A mudança seria viabilizada pela saída de Paulo Teixeira, atual titular do Desenvolvimento Agrário, que deverá deixar o cargo dentro de aproximadamente um mês para reassumir seu mandato na Câmara dos Deputados e disputar a reeleição pelo PT de São Paulo. Como determina a legislação eleitoral, ministros que pretendem concorrer precisam se desincompatibilizar do cargo dentro do prazo legal, o que abre espaço para rearranjos na composição ministerial.
Nos bastidores, a transferência de André de Paula para uma pasta de maior envergadura é tratada como prioridade pelo presidente nacional do PSD, Gilberto Kassab. O dirigente avalia que o partido, pelo seu tamanho e capilaridade nacional, deve ocupar um espaço mais expressivo dentro do governo federal. Atualmente com presença relevante no Congresso Nacional e influência em diversos estados, o PSD busca consolidar protagonismo na estrutura do Executivo, sobretudo em um momento de reconfiguração política provocado pelo calendário eleitoral.
As conversas para viabilizar a mudança estariam em estágio avançado, segundo interlocutores próximos à cúpula partidária. O entendimento é de que a ida de André de Paula para o Desenvolvimento Agrário fortaleceria tanto o partido quanto o próprio governo, ao manter uma base sólida no Congresso e ampliar a interlocução com o setor produtivo rural e movimentos ligados à agricultura familiar.

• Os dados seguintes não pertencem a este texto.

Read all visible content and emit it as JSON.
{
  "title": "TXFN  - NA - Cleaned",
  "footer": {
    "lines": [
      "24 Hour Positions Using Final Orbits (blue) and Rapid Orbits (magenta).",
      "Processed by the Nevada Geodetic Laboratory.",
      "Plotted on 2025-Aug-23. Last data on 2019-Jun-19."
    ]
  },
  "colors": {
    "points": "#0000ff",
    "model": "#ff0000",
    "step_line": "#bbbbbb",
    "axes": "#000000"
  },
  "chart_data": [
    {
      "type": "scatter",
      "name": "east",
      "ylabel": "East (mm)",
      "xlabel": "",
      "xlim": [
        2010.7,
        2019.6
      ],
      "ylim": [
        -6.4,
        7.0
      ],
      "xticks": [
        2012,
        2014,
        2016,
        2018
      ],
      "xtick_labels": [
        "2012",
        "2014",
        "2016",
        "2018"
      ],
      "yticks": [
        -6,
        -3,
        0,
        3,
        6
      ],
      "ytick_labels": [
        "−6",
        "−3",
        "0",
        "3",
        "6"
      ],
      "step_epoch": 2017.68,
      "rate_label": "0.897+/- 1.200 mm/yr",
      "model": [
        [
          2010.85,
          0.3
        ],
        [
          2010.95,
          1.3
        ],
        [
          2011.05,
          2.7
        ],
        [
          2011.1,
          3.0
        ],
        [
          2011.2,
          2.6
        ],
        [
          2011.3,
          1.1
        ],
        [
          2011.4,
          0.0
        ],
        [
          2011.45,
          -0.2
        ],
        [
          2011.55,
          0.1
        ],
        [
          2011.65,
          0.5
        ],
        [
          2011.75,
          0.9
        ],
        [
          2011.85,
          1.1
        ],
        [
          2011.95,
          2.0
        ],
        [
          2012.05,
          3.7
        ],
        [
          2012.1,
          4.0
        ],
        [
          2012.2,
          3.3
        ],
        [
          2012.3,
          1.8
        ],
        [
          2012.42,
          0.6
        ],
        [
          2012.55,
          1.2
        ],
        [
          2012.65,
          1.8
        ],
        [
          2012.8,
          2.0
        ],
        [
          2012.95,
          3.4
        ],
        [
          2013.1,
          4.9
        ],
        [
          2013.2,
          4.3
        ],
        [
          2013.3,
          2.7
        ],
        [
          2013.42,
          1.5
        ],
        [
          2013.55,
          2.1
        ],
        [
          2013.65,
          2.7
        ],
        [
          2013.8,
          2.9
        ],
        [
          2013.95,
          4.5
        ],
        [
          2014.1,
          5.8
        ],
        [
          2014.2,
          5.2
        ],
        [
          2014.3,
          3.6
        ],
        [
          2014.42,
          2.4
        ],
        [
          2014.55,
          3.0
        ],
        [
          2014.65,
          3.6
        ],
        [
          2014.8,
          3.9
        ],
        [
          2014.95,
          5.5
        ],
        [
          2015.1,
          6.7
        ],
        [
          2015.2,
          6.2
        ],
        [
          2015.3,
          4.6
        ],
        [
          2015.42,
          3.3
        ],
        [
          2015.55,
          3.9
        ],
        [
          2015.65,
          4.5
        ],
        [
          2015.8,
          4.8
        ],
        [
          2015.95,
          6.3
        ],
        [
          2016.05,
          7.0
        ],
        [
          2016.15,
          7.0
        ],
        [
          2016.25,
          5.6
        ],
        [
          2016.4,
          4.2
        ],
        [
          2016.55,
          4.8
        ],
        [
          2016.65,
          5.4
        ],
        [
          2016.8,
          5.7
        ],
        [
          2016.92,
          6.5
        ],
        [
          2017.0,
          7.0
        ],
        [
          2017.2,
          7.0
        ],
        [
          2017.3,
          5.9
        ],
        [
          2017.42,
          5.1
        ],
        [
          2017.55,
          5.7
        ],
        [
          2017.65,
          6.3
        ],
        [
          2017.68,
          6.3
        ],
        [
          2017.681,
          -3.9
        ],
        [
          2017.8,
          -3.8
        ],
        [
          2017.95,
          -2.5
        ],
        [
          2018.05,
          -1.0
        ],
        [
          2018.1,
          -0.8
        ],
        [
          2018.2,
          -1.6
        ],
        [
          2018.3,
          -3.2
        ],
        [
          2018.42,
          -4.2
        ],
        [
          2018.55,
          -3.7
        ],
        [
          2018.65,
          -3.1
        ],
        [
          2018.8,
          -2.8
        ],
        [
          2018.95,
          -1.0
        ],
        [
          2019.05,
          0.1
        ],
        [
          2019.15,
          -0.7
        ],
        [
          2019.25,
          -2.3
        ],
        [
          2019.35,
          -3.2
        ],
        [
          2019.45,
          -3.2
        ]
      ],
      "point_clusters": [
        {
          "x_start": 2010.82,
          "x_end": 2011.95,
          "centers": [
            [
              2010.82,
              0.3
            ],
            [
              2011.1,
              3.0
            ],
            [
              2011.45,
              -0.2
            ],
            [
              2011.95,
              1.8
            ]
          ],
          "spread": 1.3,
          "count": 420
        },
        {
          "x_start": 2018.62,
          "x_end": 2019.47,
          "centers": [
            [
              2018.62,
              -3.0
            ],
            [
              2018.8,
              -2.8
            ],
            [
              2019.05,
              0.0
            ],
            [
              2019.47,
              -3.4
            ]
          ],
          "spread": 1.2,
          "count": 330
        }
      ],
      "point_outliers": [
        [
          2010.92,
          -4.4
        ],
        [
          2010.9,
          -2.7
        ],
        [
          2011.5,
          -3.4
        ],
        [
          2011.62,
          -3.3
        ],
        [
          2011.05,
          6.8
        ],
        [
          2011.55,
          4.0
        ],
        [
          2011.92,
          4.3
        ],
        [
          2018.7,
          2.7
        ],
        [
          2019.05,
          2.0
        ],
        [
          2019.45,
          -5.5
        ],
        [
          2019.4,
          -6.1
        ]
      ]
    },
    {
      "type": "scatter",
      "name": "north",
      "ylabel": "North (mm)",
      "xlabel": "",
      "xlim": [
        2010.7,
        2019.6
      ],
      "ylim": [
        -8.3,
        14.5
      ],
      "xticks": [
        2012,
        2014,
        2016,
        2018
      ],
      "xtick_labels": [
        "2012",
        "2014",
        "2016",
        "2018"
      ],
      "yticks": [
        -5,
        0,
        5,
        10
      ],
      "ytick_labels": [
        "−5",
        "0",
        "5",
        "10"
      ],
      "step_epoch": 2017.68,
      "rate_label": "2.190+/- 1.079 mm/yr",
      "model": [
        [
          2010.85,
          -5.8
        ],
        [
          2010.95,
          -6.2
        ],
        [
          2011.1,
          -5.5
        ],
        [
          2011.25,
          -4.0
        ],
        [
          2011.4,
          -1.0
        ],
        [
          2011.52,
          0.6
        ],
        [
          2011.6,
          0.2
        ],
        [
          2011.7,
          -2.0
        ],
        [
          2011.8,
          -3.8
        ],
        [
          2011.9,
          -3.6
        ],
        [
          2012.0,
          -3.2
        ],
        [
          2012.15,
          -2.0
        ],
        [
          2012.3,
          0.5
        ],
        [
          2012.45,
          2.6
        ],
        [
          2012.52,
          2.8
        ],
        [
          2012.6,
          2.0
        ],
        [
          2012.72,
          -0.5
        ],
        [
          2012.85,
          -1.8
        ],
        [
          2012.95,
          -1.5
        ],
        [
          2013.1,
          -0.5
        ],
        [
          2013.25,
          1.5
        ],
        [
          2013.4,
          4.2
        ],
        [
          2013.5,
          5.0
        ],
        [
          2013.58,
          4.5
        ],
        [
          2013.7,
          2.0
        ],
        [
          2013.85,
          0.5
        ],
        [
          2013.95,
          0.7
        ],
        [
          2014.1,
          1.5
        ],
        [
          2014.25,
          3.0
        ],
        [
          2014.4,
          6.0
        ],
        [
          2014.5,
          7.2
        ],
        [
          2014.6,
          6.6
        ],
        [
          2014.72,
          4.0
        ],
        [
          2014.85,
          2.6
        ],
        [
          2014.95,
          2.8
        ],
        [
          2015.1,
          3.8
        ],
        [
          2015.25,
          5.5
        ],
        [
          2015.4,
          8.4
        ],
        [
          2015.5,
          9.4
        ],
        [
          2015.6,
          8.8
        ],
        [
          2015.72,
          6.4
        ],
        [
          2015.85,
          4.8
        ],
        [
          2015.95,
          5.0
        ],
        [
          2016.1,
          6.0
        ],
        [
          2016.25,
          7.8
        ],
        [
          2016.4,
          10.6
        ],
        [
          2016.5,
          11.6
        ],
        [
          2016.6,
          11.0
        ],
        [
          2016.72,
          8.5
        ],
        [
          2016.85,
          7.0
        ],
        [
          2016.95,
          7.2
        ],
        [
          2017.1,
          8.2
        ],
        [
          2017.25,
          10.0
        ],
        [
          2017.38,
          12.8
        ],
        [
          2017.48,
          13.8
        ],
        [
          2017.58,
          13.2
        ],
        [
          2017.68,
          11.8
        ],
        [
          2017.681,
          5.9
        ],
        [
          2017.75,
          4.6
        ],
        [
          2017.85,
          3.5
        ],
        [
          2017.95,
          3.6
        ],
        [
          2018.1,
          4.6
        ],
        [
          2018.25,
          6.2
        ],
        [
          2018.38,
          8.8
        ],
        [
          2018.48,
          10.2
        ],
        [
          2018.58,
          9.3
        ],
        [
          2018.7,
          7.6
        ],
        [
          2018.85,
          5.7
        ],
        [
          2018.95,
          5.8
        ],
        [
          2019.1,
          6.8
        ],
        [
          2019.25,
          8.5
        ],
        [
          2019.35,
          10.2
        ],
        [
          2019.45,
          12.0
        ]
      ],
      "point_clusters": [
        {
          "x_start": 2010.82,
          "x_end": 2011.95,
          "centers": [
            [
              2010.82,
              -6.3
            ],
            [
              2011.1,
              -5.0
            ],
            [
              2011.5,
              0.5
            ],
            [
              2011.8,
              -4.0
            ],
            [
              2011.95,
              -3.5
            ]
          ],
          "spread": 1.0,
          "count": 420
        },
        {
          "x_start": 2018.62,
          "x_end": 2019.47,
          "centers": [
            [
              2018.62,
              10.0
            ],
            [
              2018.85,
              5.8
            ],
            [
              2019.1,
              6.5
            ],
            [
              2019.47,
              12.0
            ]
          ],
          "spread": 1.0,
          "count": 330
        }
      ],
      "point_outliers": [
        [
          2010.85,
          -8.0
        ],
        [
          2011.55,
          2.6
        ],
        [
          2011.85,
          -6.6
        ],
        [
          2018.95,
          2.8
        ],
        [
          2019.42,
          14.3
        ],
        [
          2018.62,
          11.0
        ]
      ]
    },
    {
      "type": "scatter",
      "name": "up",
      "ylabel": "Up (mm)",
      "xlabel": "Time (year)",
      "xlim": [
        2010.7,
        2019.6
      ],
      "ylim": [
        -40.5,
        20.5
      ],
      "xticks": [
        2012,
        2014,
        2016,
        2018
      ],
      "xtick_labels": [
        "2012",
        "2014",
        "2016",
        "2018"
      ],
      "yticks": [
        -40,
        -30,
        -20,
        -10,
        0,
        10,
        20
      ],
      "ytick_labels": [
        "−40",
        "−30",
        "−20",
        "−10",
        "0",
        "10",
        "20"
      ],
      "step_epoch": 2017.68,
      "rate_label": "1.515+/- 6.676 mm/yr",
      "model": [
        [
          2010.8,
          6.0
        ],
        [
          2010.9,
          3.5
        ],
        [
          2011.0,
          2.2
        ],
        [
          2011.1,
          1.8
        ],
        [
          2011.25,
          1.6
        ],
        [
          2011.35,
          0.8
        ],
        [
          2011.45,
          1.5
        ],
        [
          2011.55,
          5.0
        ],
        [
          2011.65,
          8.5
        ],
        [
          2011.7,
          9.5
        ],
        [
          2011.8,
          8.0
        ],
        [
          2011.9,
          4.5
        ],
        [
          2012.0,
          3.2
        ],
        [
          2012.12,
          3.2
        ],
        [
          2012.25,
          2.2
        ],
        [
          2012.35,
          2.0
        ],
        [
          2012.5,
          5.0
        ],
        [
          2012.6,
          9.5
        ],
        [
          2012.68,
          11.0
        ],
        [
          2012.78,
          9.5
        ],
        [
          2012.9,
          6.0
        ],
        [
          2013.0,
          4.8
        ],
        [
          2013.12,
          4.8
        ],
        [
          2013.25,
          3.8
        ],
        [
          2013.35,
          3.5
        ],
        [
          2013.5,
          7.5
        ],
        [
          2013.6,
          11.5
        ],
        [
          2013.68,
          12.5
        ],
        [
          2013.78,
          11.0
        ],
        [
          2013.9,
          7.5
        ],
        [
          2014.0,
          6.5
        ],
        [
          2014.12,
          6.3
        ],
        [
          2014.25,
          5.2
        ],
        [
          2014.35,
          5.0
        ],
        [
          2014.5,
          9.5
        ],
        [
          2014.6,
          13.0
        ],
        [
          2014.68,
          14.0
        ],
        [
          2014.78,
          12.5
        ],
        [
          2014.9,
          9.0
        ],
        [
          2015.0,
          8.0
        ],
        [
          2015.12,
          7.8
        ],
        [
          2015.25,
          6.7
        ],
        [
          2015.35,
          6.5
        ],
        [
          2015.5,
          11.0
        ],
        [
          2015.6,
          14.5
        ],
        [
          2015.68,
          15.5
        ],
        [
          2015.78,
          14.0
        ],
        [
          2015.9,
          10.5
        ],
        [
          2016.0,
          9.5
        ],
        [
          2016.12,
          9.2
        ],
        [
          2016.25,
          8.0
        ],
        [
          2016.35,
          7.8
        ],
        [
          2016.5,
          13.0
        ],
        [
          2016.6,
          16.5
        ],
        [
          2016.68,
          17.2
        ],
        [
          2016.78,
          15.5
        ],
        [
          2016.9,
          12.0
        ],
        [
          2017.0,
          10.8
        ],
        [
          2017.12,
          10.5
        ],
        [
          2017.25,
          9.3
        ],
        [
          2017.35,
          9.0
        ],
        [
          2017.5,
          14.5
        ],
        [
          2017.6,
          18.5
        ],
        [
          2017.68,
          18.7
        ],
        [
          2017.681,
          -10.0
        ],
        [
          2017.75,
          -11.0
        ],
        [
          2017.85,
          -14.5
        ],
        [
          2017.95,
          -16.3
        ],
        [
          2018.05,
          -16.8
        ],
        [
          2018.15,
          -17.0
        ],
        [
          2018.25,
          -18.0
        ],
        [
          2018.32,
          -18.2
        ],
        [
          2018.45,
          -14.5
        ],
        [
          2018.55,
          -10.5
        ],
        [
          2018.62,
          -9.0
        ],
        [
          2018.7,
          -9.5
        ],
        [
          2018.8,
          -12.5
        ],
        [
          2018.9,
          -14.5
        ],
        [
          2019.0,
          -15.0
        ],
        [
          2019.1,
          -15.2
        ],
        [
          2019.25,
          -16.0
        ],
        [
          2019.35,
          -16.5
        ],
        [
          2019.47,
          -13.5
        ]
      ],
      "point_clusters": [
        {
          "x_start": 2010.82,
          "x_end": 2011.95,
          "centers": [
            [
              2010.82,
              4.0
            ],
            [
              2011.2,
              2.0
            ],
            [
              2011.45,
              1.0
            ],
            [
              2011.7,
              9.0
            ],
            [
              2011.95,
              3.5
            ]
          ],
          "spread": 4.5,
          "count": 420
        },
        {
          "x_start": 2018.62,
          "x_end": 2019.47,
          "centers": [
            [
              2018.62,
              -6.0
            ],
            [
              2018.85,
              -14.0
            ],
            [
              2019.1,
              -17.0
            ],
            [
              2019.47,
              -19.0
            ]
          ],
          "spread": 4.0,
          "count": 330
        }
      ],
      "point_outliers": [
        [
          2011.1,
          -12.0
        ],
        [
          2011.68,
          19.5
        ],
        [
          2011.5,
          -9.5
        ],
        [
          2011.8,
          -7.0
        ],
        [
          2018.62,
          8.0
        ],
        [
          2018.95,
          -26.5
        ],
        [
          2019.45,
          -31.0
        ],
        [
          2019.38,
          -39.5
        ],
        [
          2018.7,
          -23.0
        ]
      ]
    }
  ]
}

Paralelamente, Kassab tem reiterado que o plano A do PSD é lançar candidatura própria à Presidência da República. Ainda assim, o pragmatismo que marca a atuação do dirigente prevalece: mesmo que a legenda formalize um nome na disputa nacional, os diretórios estaduais terão liberdade para apoiar candidatos diferentes nos estados. Essa estratégia permite ao partido manter flexibilidade política e ampliar suas chances de eleger uma bancada federal robusta, objetivo central da sigla.
Nesse cenário, a permanência de André de Paula no governo não seria incompatível com eventuais movimentos nacionais do partido. A avaliação interna é de que, independentemente de quem vença a eleição presidencial e ocupe o Palácio do Planalto a partir de 2027, o PSD deverá ser peça-chave na base de apoio do futuro governo, dada sua força parlamentar.
Para o presidente Luiz Inácio Lula da Silva, manter uma relação estável com Kassab e com o PSD também é estratégico, especialmente em um momento em que o cenário eleitoral não é considerado confortável. A tendência, portanto, é de acomodação e diálogo, evitando ruídos que possam comprometer a governabilidade ou a construção de alianças futuras.
Com isso, André de Paula se posiciona como peça relevante nesse tabuleiro político em constante rearranjo, reforçando a presença do PSD no primeiro escalão do governo e ampliando sua projeção nacional em meio às articulações que já moldam o cenário de 2026.